Use in Pregnancy: Pregnancy Category C: Recombinant G-CSF has been shown to have adverse effects in pregnant rabbits when given in doses 2 to 10 times the human dose. Since there are no adequate and well-controlled studies in pregnant women, the effect, if any, of Recombinant G-CSF on the developing fetus or the reproductive capacity of the mother is unknown. However, the scientific literature describes transplacental passage of Recombinant G-CSF when administered to pregnant rats during the latter part of gestation and apparent transplacental passage of Recombinant G-CSF when administered to pregnant humans by < 30 hours prior to preterm delivery (< 30 weeks gestation). Recombinant G-CSF should be used during pregnancy only if the potential benefit justifies the potential risk to the fetus.
Use in Lactation: It is not known whether Recombinant G-CSF is excreted in human milk. Because many drugs are excreted in human milk, caution should be exercised if Recombinant G-CSF is administered to a nursing woman.
In clinical trials patients receiving Recombinant G-CSF following nonmyeloablative cytotoxic chemotherapy, most adverse experiences are the sequelae of the underlying malignancy or cytotoxic chemotherapy. Medullary bone pain is the only consistently observed adverse reaction attributed to Recombinant G-CSF therapy. This bone pain is generally reported to be of mild-to-moderate severity, and can be controlled in most patients with non-narcotic analgesics.
Other side effects include nausea/vomiting, skeletal pain, alopecia, diarrhea, neutropenic fever, mucositis, fever, fatigue, anorexia, dyspnea, headache, cough, skin rash, chest pain, generalized weakness, sore throat stomatitis, constipation, pain (unspecified).
Spontaneously reversible elevations in uric acid, lactate dehydrogenase, and alkaline phosphatase is seen in patients receiving Recombinant GCSF therapy following cytotoxic chemotherapy; increases were generally mild-to-moderate.

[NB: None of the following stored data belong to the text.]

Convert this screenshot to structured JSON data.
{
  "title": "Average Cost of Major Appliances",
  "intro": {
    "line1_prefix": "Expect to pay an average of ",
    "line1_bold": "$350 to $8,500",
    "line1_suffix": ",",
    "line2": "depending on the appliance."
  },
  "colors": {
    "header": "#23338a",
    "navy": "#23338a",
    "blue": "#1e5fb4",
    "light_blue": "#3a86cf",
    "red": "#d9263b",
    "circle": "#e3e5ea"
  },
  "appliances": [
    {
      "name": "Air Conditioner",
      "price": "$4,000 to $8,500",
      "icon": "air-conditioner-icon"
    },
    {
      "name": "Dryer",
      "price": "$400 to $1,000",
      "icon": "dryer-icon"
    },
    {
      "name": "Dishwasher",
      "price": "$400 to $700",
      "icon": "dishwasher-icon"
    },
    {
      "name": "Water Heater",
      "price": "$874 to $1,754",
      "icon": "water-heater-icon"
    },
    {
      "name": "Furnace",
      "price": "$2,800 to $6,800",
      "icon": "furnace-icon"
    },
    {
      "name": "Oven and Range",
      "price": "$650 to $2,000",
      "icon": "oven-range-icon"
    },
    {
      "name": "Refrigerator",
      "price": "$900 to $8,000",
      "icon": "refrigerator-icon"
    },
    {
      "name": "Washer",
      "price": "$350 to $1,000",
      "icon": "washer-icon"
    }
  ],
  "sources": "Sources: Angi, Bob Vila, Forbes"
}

There are no serious, life-threatening, or fatal adverse reactions attributed to Recombinant G-CSF therapy.
Drug interactions between Recombinant G-CSF and other drugs have not been fully evaluated. Drugs which may potentiate the release of neutrophils, such as lithium, should be used with caution.
Filgrastim (SciLocyte) should be stored in the refrigerator at 2° to 8°C (36° to 46°F). Avoid shaking. Prior to injection, any vial or prefilled syringe left at room temperature for greater than 24 hours should be discarded.
L03AA02 - filgrastim ; Belongs to the class of colony stimulating factors. Used as immunostimulants.
Inj (pre-filled syringe) 300 mcg/mL x 1's.